Paradójicamente, el nativismo de Olagüe encontró acomodo en el incipiente nacionalismo andaluz de la época de la transición, mediante la sencilla operación consistente en sustituir español o hispano por andaluz. No deja de resultar aberrante que los descendientes ideológicos de Blas Infante acabaran asumiendo una narrativa elaborada desde los sectores que, en agosto de 1936, asesinaron al fundador del andalucismo. Hoy en día, el nativismo sigue formando parte sustancial de la narrativa andalucista sobre el pasado medieval, un hecho fácil de comprobar en publicaciones, intervenciones o declaraciones que emanan de dicho entorno y que revelan una severa indigencia historiográfica.
El esencialismo, por lo tanto, no es patrimonio exclusivo de ciertos grupos políticos o ideológicos, sino que tiene un carácter transversal, de tal forma que, como acreditan los ejemplos citados, llegan a producirse insospechadas conexiones entre narrativas desarrolladas o promovidas desde sectores que mantienen actitudes irreconciliables e incluso se contraponen de manera abierta. El error de ciertos sectores de la izquierda consiste en pensar que un esencialismo se combate con otro cuando, en realidad, ello solo promueve la proliferación de esta clase de narrativas, que se retroalimentan de forma dialéctica.

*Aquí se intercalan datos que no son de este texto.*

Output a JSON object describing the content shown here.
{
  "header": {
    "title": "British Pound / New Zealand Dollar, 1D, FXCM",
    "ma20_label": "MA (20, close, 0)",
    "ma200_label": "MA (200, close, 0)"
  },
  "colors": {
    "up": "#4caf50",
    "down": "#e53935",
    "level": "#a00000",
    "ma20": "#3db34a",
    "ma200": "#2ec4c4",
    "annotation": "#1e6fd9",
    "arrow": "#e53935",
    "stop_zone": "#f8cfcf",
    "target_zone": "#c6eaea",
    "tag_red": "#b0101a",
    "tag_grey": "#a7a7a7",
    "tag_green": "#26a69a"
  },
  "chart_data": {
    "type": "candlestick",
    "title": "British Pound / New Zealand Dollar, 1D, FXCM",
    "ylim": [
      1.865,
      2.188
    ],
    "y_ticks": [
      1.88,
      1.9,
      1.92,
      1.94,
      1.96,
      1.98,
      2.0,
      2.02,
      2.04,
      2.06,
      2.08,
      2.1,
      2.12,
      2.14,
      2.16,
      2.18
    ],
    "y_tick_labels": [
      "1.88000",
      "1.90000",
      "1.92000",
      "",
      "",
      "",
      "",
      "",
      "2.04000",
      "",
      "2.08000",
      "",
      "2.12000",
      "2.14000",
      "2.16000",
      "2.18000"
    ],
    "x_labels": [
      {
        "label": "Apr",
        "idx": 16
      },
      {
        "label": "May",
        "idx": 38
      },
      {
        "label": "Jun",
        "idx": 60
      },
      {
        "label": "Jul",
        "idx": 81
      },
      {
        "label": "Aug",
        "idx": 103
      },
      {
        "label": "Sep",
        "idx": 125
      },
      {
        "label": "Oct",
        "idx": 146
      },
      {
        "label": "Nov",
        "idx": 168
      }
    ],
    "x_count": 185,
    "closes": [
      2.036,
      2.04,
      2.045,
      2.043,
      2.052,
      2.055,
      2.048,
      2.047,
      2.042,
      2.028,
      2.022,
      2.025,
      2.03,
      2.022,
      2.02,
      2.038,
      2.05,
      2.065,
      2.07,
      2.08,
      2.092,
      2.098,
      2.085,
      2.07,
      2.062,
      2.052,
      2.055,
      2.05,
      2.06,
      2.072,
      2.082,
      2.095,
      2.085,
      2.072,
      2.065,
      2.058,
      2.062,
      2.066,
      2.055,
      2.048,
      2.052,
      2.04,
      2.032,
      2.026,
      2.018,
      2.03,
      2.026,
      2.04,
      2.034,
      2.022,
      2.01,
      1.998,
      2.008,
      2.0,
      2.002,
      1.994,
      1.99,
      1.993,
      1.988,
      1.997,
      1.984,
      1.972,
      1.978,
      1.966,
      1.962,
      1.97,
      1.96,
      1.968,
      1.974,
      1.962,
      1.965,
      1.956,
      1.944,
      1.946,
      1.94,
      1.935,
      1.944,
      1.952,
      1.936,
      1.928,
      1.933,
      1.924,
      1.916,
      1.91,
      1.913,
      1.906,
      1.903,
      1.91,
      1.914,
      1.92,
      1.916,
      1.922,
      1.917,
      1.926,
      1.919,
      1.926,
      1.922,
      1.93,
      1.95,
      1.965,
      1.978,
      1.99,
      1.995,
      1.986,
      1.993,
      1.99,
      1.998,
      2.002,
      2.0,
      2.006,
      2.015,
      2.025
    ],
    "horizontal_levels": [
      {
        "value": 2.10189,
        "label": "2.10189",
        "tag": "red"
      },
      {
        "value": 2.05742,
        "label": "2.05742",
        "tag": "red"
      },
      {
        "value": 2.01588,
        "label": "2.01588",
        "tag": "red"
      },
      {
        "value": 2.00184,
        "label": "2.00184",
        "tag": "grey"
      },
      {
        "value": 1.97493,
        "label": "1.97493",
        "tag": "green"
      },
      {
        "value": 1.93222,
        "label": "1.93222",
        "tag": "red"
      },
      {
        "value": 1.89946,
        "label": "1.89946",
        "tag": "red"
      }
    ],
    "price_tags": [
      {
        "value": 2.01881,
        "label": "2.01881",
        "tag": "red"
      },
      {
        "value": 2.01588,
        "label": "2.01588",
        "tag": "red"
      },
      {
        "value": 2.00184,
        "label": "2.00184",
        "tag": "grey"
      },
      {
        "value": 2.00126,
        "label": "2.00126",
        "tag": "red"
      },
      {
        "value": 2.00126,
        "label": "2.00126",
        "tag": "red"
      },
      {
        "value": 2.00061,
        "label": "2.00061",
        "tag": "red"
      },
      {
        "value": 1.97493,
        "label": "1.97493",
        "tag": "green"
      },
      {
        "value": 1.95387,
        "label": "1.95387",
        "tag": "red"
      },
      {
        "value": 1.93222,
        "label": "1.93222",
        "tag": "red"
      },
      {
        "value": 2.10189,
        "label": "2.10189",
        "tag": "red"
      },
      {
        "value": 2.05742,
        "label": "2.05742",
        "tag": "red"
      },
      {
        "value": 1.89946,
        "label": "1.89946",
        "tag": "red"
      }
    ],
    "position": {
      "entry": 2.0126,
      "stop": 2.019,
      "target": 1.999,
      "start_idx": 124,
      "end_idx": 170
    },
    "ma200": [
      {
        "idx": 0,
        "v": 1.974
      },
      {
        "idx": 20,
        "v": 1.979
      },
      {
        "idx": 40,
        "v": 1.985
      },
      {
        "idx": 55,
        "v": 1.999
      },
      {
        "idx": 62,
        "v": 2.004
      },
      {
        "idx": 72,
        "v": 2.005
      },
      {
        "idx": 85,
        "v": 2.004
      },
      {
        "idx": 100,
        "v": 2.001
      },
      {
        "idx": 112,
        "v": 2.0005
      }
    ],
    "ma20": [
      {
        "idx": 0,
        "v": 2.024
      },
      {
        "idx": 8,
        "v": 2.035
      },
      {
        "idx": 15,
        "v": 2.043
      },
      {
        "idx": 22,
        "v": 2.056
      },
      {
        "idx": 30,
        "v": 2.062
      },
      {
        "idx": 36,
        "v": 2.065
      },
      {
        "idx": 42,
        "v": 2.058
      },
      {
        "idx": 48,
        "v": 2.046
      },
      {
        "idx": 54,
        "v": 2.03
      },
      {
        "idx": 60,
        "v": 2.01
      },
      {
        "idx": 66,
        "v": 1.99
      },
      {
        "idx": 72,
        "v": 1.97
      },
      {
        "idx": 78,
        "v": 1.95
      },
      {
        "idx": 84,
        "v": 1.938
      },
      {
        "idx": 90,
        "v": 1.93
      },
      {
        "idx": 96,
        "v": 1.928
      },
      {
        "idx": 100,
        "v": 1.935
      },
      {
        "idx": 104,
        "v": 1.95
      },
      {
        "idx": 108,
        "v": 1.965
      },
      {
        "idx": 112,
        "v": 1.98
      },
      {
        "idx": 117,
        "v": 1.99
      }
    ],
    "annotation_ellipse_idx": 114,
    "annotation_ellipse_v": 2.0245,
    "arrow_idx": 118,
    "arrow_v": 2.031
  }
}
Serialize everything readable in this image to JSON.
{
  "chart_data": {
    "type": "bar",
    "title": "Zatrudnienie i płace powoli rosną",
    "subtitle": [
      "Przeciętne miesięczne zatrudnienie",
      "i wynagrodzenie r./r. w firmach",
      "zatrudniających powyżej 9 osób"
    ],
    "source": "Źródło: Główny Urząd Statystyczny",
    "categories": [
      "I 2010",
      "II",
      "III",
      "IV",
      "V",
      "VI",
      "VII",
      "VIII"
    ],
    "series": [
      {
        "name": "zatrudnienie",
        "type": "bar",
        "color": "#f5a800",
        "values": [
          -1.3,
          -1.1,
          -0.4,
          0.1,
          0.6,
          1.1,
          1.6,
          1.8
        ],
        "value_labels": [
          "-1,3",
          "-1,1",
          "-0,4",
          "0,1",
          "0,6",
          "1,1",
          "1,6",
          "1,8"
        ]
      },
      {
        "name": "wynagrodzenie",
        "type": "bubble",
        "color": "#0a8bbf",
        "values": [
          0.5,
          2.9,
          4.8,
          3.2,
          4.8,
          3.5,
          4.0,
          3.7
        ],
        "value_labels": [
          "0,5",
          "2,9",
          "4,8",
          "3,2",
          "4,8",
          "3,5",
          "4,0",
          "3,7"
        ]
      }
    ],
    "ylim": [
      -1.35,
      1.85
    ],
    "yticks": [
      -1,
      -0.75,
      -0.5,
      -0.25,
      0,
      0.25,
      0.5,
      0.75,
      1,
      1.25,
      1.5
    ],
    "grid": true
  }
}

El actual retorno de los esencialismos no puede explicarse al margen del contexto de la globalización, ya que forman parte de la estrategia defensiva de las elites sociales que controlan dicho proceso de expansión capitalista, elites que necesitan crear y mantener barreras de exclusión que garanticen los privilegios sobre los que se asienta su dominación.